February 09, 2014
On Sunday, 9 February 2014 at 05:00:15 UTC, Marco Leise wrote:
>
> https://yourlogicalfallacyis.com/black-or-white

Off topic, but that is a fantastic web site.  I wish I had known
about it before.
February 09, 2014
On 2/8/14, 9:00 PM, Marco Leise wrote:
> Am Sat, 08 Feb 2014 14:01:12 -0800
> schrieb Walter Bright <newshound2@digitalmars.com>:
>
>> On 2/7/2014 8:40 AM, Dmitry Olshansky wrote:
>>> Meh. If exceptions are such a liability we'd better make them (much) faster.
>>
>> They can be made faster by slowing down non-exception code.
>>
>> This has been debated at length in the C++ community, and the generally accepted
>> answer is that non-exception code performance is preferred and exception
>> performance is thrown under the bus in order to achieve it.
>>
>> I think it's quite a reasonable conclusion.
>
> https://yourlogicalfallacyis.com/black-or-white
>
> The reasons for slow exceptions in D could be the generation
> of stack trace strings or the garbage collector instead of
> inherent trade offs to keep the successful code path fast.

This threads is about memory allocation, not exceptions being slow.

> And static allocation isn't an exactly appealing option...
>
>    throw staticException ? staticException : (staticException =
>    new SomethingException("Don't do this at home kids!"));
>

Function calls could do that.


Andrei

February 11, 2014
On 2/9/2014 2:17 AM, Dmitry Olshansky wrote:
> If you can show me how a single unconditional jump propagates error code 4 calls
> up the stack I'm sold.
>
> I do understand it's slow, it's not that slow to make difference in the
> discussed case. It's all about jumping to the wrong conclusions.
>
> To put it in one pitch: it should be possible to throw/catch in excess of 100k
> exceptions per second no problem at all (assuming a single core of some run of
> the mill modern CPU).
>
> Nobody is asking to optimize it better then the normal flow.

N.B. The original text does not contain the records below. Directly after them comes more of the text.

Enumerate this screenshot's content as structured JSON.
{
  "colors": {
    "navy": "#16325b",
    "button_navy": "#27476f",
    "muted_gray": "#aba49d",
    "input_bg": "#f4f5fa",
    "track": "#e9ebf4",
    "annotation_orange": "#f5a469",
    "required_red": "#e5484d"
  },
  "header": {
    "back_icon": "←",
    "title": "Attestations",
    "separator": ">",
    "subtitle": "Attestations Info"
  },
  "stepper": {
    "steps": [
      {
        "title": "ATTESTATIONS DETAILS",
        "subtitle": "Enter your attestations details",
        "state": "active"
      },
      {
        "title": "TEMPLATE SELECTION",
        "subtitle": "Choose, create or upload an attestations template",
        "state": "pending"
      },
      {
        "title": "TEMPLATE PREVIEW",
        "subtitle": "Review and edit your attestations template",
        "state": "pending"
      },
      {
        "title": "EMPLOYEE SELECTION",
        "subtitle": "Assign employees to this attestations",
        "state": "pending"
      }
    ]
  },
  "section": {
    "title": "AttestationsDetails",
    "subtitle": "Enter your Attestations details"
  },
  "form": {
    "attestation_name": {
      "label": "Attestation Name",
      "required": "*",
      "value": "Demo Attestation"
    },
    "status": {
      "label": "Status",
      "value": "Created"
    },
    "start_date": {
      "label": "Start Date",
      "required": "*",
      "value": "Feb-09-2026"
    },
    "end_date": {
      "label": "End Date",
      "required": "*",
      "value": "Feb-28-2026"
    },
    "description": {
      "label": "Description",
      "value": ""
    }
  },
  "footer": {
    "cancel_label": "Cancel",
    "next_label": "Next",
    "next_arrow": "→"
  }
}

It's the table lookup that's inherently slow.

February 17, 2014
Am Sun, 9 Feb 2014 22:24:21 +1100
schrieb "Daniel Murphy" <yebbliesnospam@gmail.com>:

> "Dmitry Olshansky"  wrote in message news:ld7dla$pdg$1@digitalmars.com...
> 
> > > gedit does in fact throw an error message at you
> > > saying "My bad, it's broken UTF-8, I'm giving up!".
> >
> > I know and it's piece of junk :)
> > Seriously it doesn't even has regular expressions for search and replace!
> 
> That would be a luxury, gedit doesn't even have auto-indent.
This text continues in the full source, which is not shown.